HB 323, which would have prohibited employers and labor organizations from including fees for non-union members in collective bargaining agreements, was defeated by a vote of 212-141.
“In November, the citizens of New Hampshire voted in a legislature more focused on issues like jobs and the economy, rather than out-of-state interests,” said Professional Fire Fighters of New Hampshire President David Lang. “It is clear from today’s vote that ‘Right-to-Work’ is still not wanted or needed in New Hampshire. This has always been an unnecessary distraction, and I’m pleased that today the bill was killed so we can move on to the issues that matter to New Hampshire.”

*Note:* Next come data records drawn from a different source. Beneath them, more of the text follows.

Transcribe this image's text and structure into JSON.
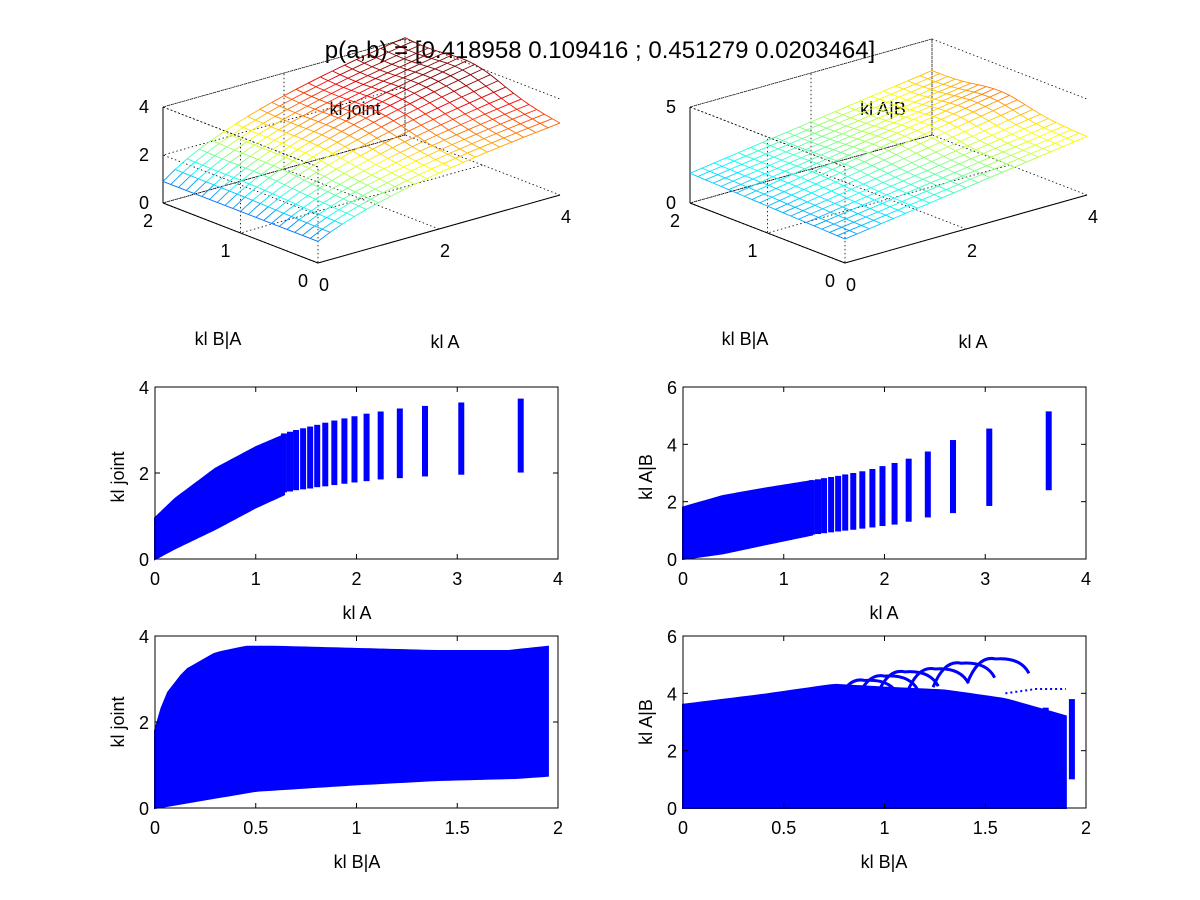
{
  "figure_title": "p(a,b) = [0.418958 0.109416 ; 0.451279 0.0203464]",
  "colors": {
    "scatter": "#0000ff",
    "axis": "#000000",
    "background": "#ffffff",
    "colormap": "jet"
  },
  "chart_data": [
    {
      "type": "surface",
      "title": "kl joint",
      "xlabel": "kl A",
      "ylabel": "kl B|A",
      "zlabel": "",
      "x_ticks": [
        "0",
        "2",
        "4"
      ],
      "y_ticks": [
        "0",
        "1",
        "2"
      ],
      "z_ticks": [
        "0",
        "2",
        "4"
      ],
      "xlim": [
        0,
        4
      ],
      "ylim": [
        0,
        2
      ],
      "zlim": [
        0,
        4
      ],
      "grid": "dotted box",
      "surface_description": "rises with kl A; peak about 3.8 near high kl A and mid kl B|A"
    },
    {
      "type": "surface",
      "title": "kl A|B",
      "xlabel": "kl A",
      "ylabel": "kl B|A",
      "zlabel": "",
      "x_ticks": [
        "0",
        "2",
        "4"
      ],
      "y_ticks": [
        "0",
        "1",
        "2"
      ],
      "z_ticks": [
        "0",
        "5"
      ],
      "xlim": [
        0,
        4
      ],
      "ylim": [
        0,
        2
      ],
      "zlim": [
        0,
        5
      ],
      "grid": "dotted box",
      "surface_description": "rises with kl A; peak about 5 near high kl A"
    },
    {
      "type": "scatter",
      "title": "",
      "xlabel": "kl A",
      "ylabel": "kl joint",
      "xlim": [
        0,
        4
      ],
      "ylim": [
        0,
        4
      ],
      "x_ticks": [
        "0",
        "1",
        "2",
        "3",
        "4"
      ],
      "y_ticks": [
        "0",
        "2",
        "4"
      ],
      "grid": false,
      "columns_x": [
        1.28,
        1.34,
        1.4,
        1.47,
        1.54,
        1.61,
        1.69,
        1.78,
        1.88,
        1.98,
        2.1,
        2.24,
        2.43,
        2.68,
        3.04,
        3.63
      ],
      "columns_min": [
        1.55,
        1.57,
        1.6,
        1.62,
        1.64,
        1.67,
        1.69,
        1.72,
        1.75,
        1.78,
        1.81,
        1.85,
        1.88,
        1.92,
        1.96,
        2.01
      ],
      "columns_max": [
        2.92,
        2.96,
        3.0,
        3.04,
        3.08,
        3.12,
        3.17,
        3.22,
        3.27,
        3.32,
        3.38,
        3.43,
        3.5,
        3.56,
        3.64,
        3.73
      ],
      "band_lower_points": [
        [
          0,
          0.0
        ],
        [
          0.2,
          0.25
        ],
        [
          0.6,
          0.7
        ],
        [
          1.0,
          1.2
        ],
        [
          1.28,
          1.5
        ]
      ],
      "band_upper_points": [
        [
          0,
          0.95
        ],
        [
          0.2,
          1.4
        ],
        [
          0.6,
          2.1
        ],
        [
          1.0,
          2.6
        ],
        [
          1.28,
          2.88
        ]
      ]
    },
    {
      "type": "scatter",
      "title": "",
      "xlabel": "kl A",
      "ylabel": "kl A|B",
      "xlim": [
        0,
        4
      ],
      "ylim": [
        0,
        6
      ],
      "x_ticks": [
        "0",
        "1",
        "2",
        "3",
        "4"
      ],
      "y_ticks": [
        "0",
        "2",
        "4",
        "6"
      ],
      "grid": false,
      "columns_x": [
        1.28,
        1.34,
        1.4,
        1.47,
        1.54,
        1.61,
        1.69,
        1.78,
        1.88,
        1.98,
        2.1,
        2.24,
        2.43,
        2.68,
        3.04,
        3.63
      ],
      "columns_min": [
        0.85,
        0.87,
        0.9,
        0.93,
        0.96,
        0.99,
        1.02,
        1.06,
        1.1,
        1.15,
        1.2,
        1.3,
        1.45,
        1.6,
        1.85,
        2.4
      ],
      "columns_max": [
        2.75,
        2.78,
        2.82,
        2.86,
        2.9,
        2.95,
        3.0,
        3.06,
        3.14,
        3.24,
        3.35,
        3.5,
        3.75,
        4.15,
        4.55,
        5.15
      ],
      "band_lower_points": [
        [
          0,
          0.0
        ],
        [
          0.4,
          0.2
        ],
        [
          0.8,
          0.5
        ],
        [
          1.28,
          0.85
        ]
      ],
      "band_upper_points": [
        [
          0,
          1.8
        ],
        [
          0.4,
          2.2
        ],
        [
          0.8,
          2.45
        ],
        [
          1.28,
          2.72
        ]
      ]
    },
    {
      "type": "scatter",
      "title": "",
      "xlabel": "kl B|A",
      "ylabel": "kl joint",
      "xlim": [
        0,
        2
      ],
      "ylim": [
        0,
        4
      ],
      "x_ticks": [
        "0",
        "0.5",
        "1",
        "1.5",
        "2"
      ],
      "y_ticks": [
        "0",
        "2",
        "4"
      ],
      "grid": false,
      "band_upper_points": [
        [
          0,
          1.8
        ],
        [
          0.05,
          2.6
        ],
        [
          0.15,
          3.2
        ],
        [
          0.3,
          3.6
        ],
        [
          0.45,
          3.75
        ],
        [
          0.6,
          3.75
        ],
        [
          1.0,
          3.7
        ],
        [
          1.4,
          3.65
        ],
        [
          1.75,
          3.65
        ],
        [
          1.95,
          3.75
        ]
      ],
      "band_lower_points": [
        [
          0,
          0.0
        ],
        [
          0.5,
          0.4
        ],
        [
          1.0,
          0.55
        ],
        [
          1.4,
          0.65
        ],
        [
          1.8,
          0.7
        ],
        [
          1.95,
          0.75
        ]
      ],
      "columns_x": [
        1.7,
        1.72,
        1.77,
        1.8,
        1.85,
        1.93
      ],
      "columns_min": [
        0.85,
        0.8,
        0.9,
        0.9,
        0.85,
        0.8
      ],
      "columns_max": [
        3.2,
        3.3,
        3.4,
        3.5,
        3.7,
        3.75
      ]
    },
    {
      "type": "scatter",
      "title": "",
      "xlabel": "kl B|A",
      "ylabel": "kl A|B",
      "xlim": [
        0,
        2
      ],
      "ylim": [
        0,
        6
      ],
      "x_ticks": [
        "0",
        "0.5",
        "1",
        "1.5",
        "2"
      ],
      "y_ticks": [
        "0",
        "2",
        "4",
        "6"
      ],
      "grid": false,
      "band_upper_points": [
        [
          0,
          3.6
        ],
        [
          0.4,
          3.95
        ],
        [
          0.75,
          4.3
        ],
        [
          1.0,
          4.2
        ],
        [
          1.3,
          4.1
        ],
        [
          1.6,
          3.8
        ],
        [
          1.9,
          3.2
        ]
      ],
      "band_lower_points": [
        [
          0,
          0.0
        ],
        [
          1.9,
          0.0
        ]
      ],
      "loop_peaks": [
        [
          0.9,
          4.45
        ],
        [
          1.0,
          4.6
        ],
        [
          1.1,
          4.75
        ],
        [
          1.25,
          4.85
        ],
        [
          1.38,
          5.05
        ],
        [
          1.55,
          5.2
        ]
      ],
      "columns_x": [
        1.3,
        1.45,
        1.6,
        1.68,
        1.75,
        1.8,
        1.93
      ],
      "columns_min": [
        0.0,
        0.0,
        0.0,
        0.0,
        0.1,
        0.0,
        1.0
      ],
      "columns_max": [
        2.0,
        2.2,
        2.8,
        3.1,
        3.3,
        3.5,
        3.8
      ]
    }
  ]
}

The defeat of HB 323 in the New Hampshire General Court today marks a key turning point in the battle over the rights of public employees in the Granite State. In 2010, the rise of the Tea Party movement helped Republicans take control of both the House and the Senate. But in November 2012, amid rising public discontent with anti-labor politics, Democrats regained control of the House and brought the Senate closer to balance.
“I want to congratulate New Hampshire lawmakers today for listening to the people and defending the rights of all workers in the state,” said IAFF General President Harold Schaitberger, who was on hand for the vote. “These so called ‘right-to-work’ bills are cropping up in legislatures all over the country, but the name hides the truth because they are designed to take away the rights of workers, not protect them.”